A woman in her 60s who was injured in the April 7 truck attack in Stockholm has died, Swedish authorities said Friday, raising the death toll to five.
A political party in Trollhattan, near Goteborg, identified the woman as Marie Kide, 66, an elected member of the city council.
"It is with sorrow that I have received the message that another person died," Prime Minister Stefan Lofven said.
"The aim of this kind of attack is to spread terror and hatred," Lofven told Sweden's news agency TT. "We will do everything in our power so people can be safe in Sweden."
A 39-year-old Uzbek man, Rakhmat Akilov, has pleaded guilty to a terrorist crime for ramming the truck into a crowd on a busy pedestrian shopping street in the Swedish capital. Police have not disclosed a motive for the attack and no extremist group has claimed responsibility for it.
Akilov's Swedish residency application was rejected last year but police said there was nothing to indicate he might plan an attack.
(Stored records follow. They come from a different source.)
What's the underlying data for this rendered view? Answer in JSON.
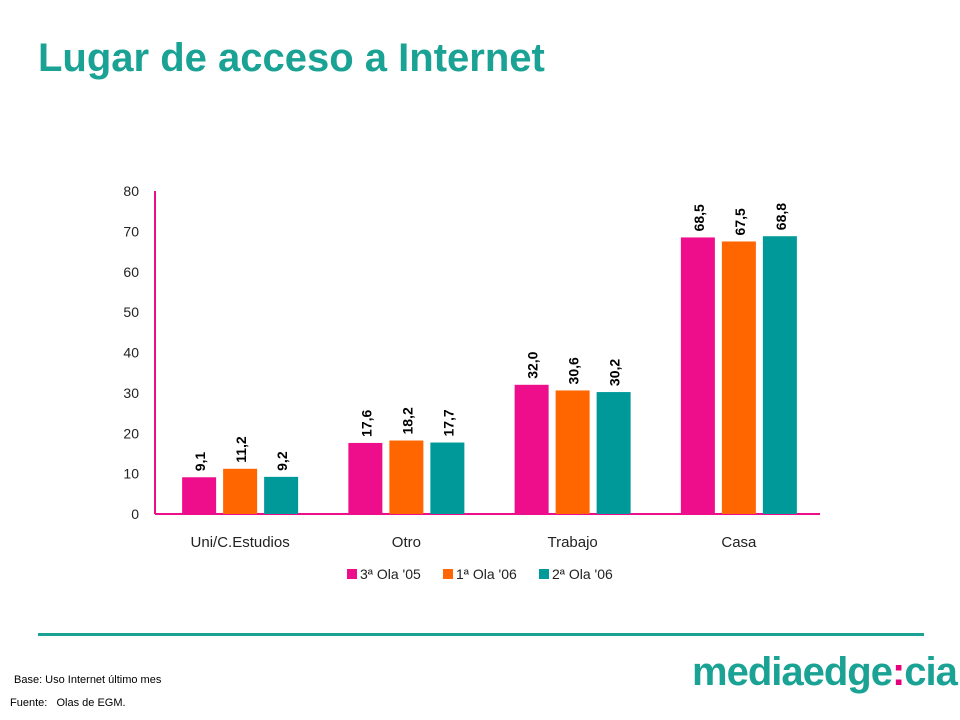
{
  "page": {
    "title": "Lugar de acceso a Internet",
    "base_note": "Base: Uso Internet último mes",
    "source_label": "Fuente:",
    "source_text": "Olas de EGM.",
    "logo_left": "mediaedge",
    "logo_sep": ":",
    "logo_right": "cia"
  },
  "chart_data": {
    "type": "bar",
    "categories": [
      "Uni/C.Estudios",
      "Otro",
      "Trabajo",
      "Casa"
    ],
    "series": [
      {
        "name": "3ª Ola '05",
        "values": [
          9.1,
          17.6,
          32.0,
          68.5
        ],
        "labels": [
          "9,1",
          "17,6",
          "32,0",
          "68,5"
        ],
        "color": "#ee0e8c"
      },
      {
        "name": "1ª Ola '06",
        "values": [
          11.2,
          18.2,
          30.6,
          67.5
        ],
        "labels": [
          "11,2",
          "18,2",
          "30,6",
          "67,5"
        ],
        "color": "#ff6600"
      },
      {
        "name": "2ª Ola '06",
        "values": [
          9.2,
          17.7,
          30.2,
          68.8
        ],
        "labels": [
          "9,2",
          "17,7",
          "30,2",
          "68,8"
        ],
        "color": "#009999"
      }
    ],
    "ylim": [
      0,
      80
    ],
    "yticks": [
      0,
      10,
      20,
      30,
      40,
      50,
      60,
      70,
      80
    ],
    "grid": false,
    "legend_position": "bottom",
    "axis_color": "#ee0e8c",
    "title": "",
    "xlabel": "",
    "ylabel": ""
  }
}
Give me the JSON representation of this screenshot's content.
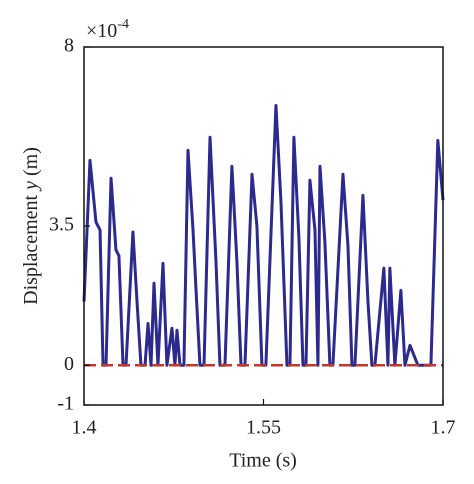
{
  "chart_data": {
    "type": "line",
    "ylabel": [
      "Displacement ",
      "y",
      " (m)"
    ],
    "xlabel": "Time (s)",
    "y_scale_label": {
      "base": "×10",
      "exponent": "-4"
    },
    "xlim": [
      1.4,
      1.7
    ],
    "xticks": [
      {
        "value": 1.4,
        "label": "1.4"
      },
      1.55,
      {
        "value": 1.7,
        "label": "1.7"
      }
    ],
    "ylim": [
      -1,
      8
    ],
    "yticks": [
      -1,
      0,
      3.5,
      8
    ],
    "grid": false,
    "series": [
      {
        "color": "#2c2a8c",
        "dash": false,
        "x": [
          1.4,
          1.405,
          1.41,
          1.4134,
          1.4159,
          1.4184,
          1.4226,
          1.4267,
          1.4292,
          1.4326,
          1.4351,
          1.4409,
          1.4443,
          1.4476,
          1.451,
          1.4535,
          1.456,
          1.4585,
          1.4618,
          1.466,
          1.4693,
          1.4735,
          1.476,
          1.4777,
          1.4802,
          1.4835,
          1.4869,
          1.4911,
          1.4936,
          1.4969,
          1.5003,
          1.5053,
          1.5103,
          1.5136,
          1.5178,
          1.5236,
          1.5278,
          1.5312,
          1.5345,
          1.5404,
          1.5445,
          1.5487,
          1.552,
          1.5604,
          1.5646,
          1.5696,
          1.5721,
          1.5754,
          1.5796,
          1.583,
          1.5855,
          1.5888,
          1.593,
          1.5955,
          1.5972,
          1.6013,
          1.6055,
          1.608,
          1.6164,
          1.6206,
          1.6239,
          1.6264,
          1.6331,
          1.6373,
          1.6406,
          1.6431,
          1.6506,
          1.654,
          1.6556,
          1.6598,
          1.6648,
          1.6682,
          1.6724,
          1.679,
          1.6899,
          1.6957,
          1.7
        ],
        "values": [
          1.6,
          5.15,
          3.6,
          3.4,
          0,
          0,
          4.7,
          2.9,
          2.75,
          0,
          0,
          3.35,
          1.6,
          0,
          0,
          1.05,
          0,
          2.06,
          0,
          2.56,
          0,
          0.93,
          0,
          0.88,
          0,
          0,
          5.4,
          3.4,
          1.9,
          0,
          0,
          5.73,
          2.6,
          0,
          0,
          5.0,
          2.6,
          0,
          0,
          4.8,
          3.5,
          0,
          0,
          6.53,
          4.1,
          0,
          0,
          5.73,
          3.2,
          0,
          0,
          4.65,
          3.4,
          0,
          5.0,
          3.1,
          0,
          0,
          4.8,
          3.0,
          0,
          0,
          4.27,
          1.6,
          0,
          0,
          2.44,
          0,
          2.44,
          0,
          1.88,
          0,
          0.5,
          0,
          0,
          5.65,
          4.15
        ]
      },
      {
        "color": "#c0392b",
        "dash": true,
        "x": [
          1.4,
          1.7
        ],
        "values": [
          0,
          0
        ]
      }
    ]
  }
}
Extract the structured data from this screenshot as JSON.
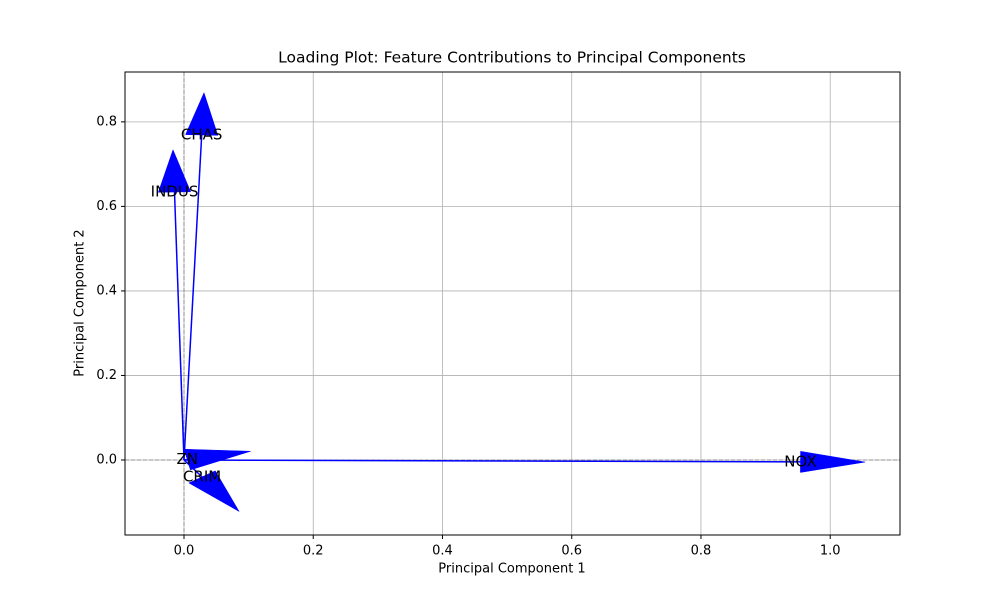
{
  "chart_data": {
    "type": "loading",
    "title": "Loading Plot: Feature Contributions to Principal Components",
    "x_label": "Principal Component 1",
    "y_label": "Principal Component 2",
    "labels": [
      "CRIM",
      "ZN",
      "INDUS",
      "CHAS",
      "NOX"
    ],
    "x": [
      0.028,
      0.005,
      -0.0147,
      0.0274,
      0.954
    ],
    "values": [
      -0.04,
      0.001,
      0.634,
      0.769,
      -0.0045
    ],
    "color": "#0000ff",
    "xlim": [
      -0.0913,
      1.108
    ],
    "ylim": [
      -0.1775,
      0.918
    ],
    "xticks": [
      {
        "value": 0,
        "label": "0.0"
      },
      0.2,
      0.4,
      0.6,
      0.8,
      {
        "value": 1,
        "label": "1.0"
      }
    ],
    "yticks": [
      {
        "value": 0,
        "label": "0.0"
      },
      0.2,
      0.4,
      0.6,
      0.8
    ],
    "grid": true,
    "zero_lines": true
  }
}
After the rejection, Akilov had been been ordered to leave Sweden in December. Instead, he allegedly went underground, eluding authorities' attempts to track him down.
Akilov was caught in a northern suburb of Stockholm, hours after he drove the stolen beer truck into the crowd of afternoon shoppers outside the upmarket Ahlens store.
Others killed in the attack were an 11-year-old Swedish girl, a 31-year-old Belgian woman, a 69-year-old Swedish woman, and a 41-year-old Briton whom the British government identified as Chris Bevington. Fourteen other people were injured.
The attack shocked Sweden, known for its welcoming policy toward migrants and refugees.
In 2015, a record 163,000 asylum-seekers arrived in the country — the highest per-capita rate in Europe. The government responded by tightening border controls and curtailing some immigrant rights.